Finding the Domain of $g(x)$: The function is $g(x)=\sin ^{-1}\left(\frac{7 x+10}{x-2}\right)$. For $g(x)$ to be defined, the argument of $\sin^{-1}$ must be between -1 and 1, inclusive. So, $-1 \le \frac{7 x+10}{x-2} \le 1$.

• Step 12: Solve the inequality $\frac{7 x+10}{x-2} \le 1$. $\frac{7 x+10}{x-2} - 1 \le 0$ $\frac{7 x+10 - (x-2)}{x-2} \le 0$ $\frac{6x+12}{x-2} \le 0$ $\frac{6(x+2)}{x-2} \le 0$. The critical points are $x=-2$ and $x=2$. We analyze the sign of the expression in different intervals:

  • If $x < -2$: Numerator is negative, denominator is negative. Ratio is positive.
  • If $-2 < x < 2$: Numerator is positive, denominator is negative. Ratio is negative.
  • If $x > 2$: Numerator is positive, denominator is positive. Ratio is positive. So, the inequality holds for $-2 \le x < 2$. Note that $x=2$ is excluded because it makes the denominator zero.
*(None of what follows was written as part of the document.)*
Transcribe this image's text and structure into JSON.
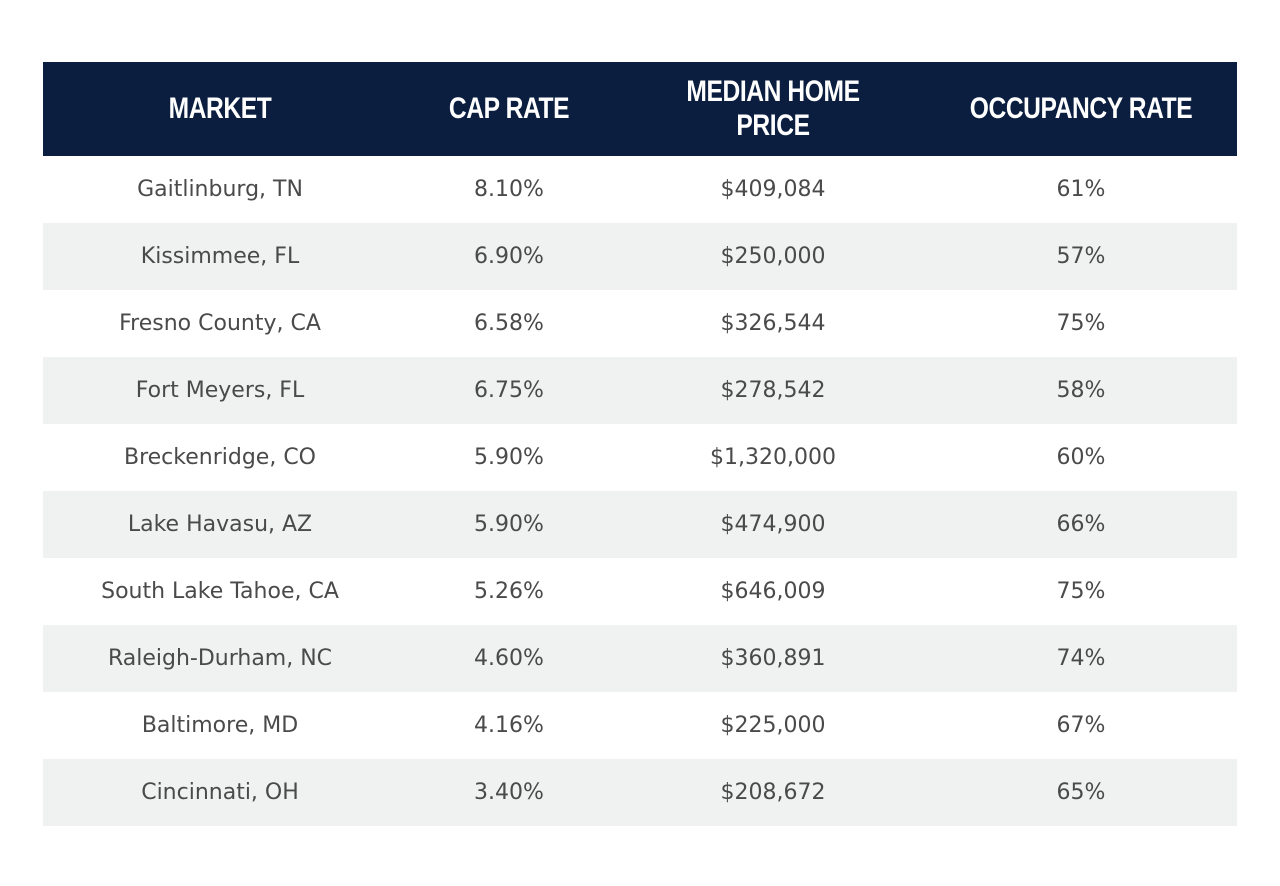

• Step 13: Solve the inequality $-1 \le \frac{7 x+10}{x-2}$. $\frac{7 x+10}{x-2} + 1 \ge 0$ $\frac{7 x+10 + (x-2)}{x-2} \ge 0$ $\frac{8 x+8}{x-2} \ge 0$ $\frac{8(x+1)}{x-2} \ge 0$. The critical points are $x=-1$ and $x=2$. We analyze the sign of the expression in different intervals:

  • If $x < -1$: Numerator is negative, denominator is negative. Ratio is positive.
  • If $-1 < x < 2$: Numerator is positive, denominator is negative. Ratio is negative.
  • If $x > 2$: Numerator is positive, denominator is positive. Ratio is positive. So, the inequality holds for $x \le -1$ or $x > 2$. Note that $x=2$ is excluded.

• Step 14: Determine the domain of $g(x)$ by intersecting the conditions. We have:

  1. From Step 12: $-2 \le x < 2$.
  2. From Step 13: $x \le -1$ or $x > 2$.

  The intersection of these two conditions is: $(-2 \le x < 2) \cap (x \le -1 \text{ or } x > 2)$ This gives us $-2 \le x \le -1$. Therefore, the domain of $g(x)$ is $[\gamma, \delta] = [-2, -1]$. So, $\gamma = -2$ and $\delta = -1$.

Calculating $\alpha^2+\beta^2+\gamma^2+\delta^2$: We have $\alpha = -3$, $\beta = -1$, $\gamma = -2$, $\delta = -1$. $\alpha^2 = (-3)^2 = 9$ $\beta^2 = (-1)^2 = 1$ $\gamma^2 = (-2)^2 = 4$ $\delta^2 = (-1)^2 = 1$

$\alpha^2+\beta^2+\gamma^2+\delta^2 = 9 + 1 + 4 + 1 = 15$.

Common Mistakes & Tips

• Logarithm Arguments: Always ensure the argument of a logarithm is strictly positive ($>0$), not just non-negative ($\ge 0$).
• Inequality Direction: Be careful when multiplying or dividing inequalities by negative numbers, as the direction of the inequality must be reversed. When dealing with $\log_b A$, if $0 < b < 1$, the inequality direction also reverses upon exponentiation. In this problem, all bases are greater than 1.
• Domain Intersection: When finding the domain of a composite function or when multiple conditions apply, remember to find the intersection of all valid intervals.

Summary

To find the domain of $f(x)$, we applied the conditions for logarithmic functions at each level of nesting. This involved solving a series of quadratic inequalities. For $g(x)$, we used the condition that the argument of the inverse sine function must lie between -1 and 1, which led to solving rational inequalities. By carefully determining the intervals for $x$ in both functions and then calculating the sum of the squares of the endpoints, we arrived at the final answer.

The domain of $f(x)$ was found to be $(\alpha, \beta) = (-3, -1)$, so $\alpha = -3$ and $\beta = -1$. The domain of $g(x)$ was found to be $[\gamma, \delta] = [-2, -1]$, so $\gamma = -2$ and $\delta = -1$. The required sum is $\alpha^2+\beta^2+\gamma^2+\delta^2 = (-3)^2 + (-1)^2 + (-2)^2 + (-1)^2 = 9 + 1 + 4 + 1 = 15$.

The final answer is \boxed{15}.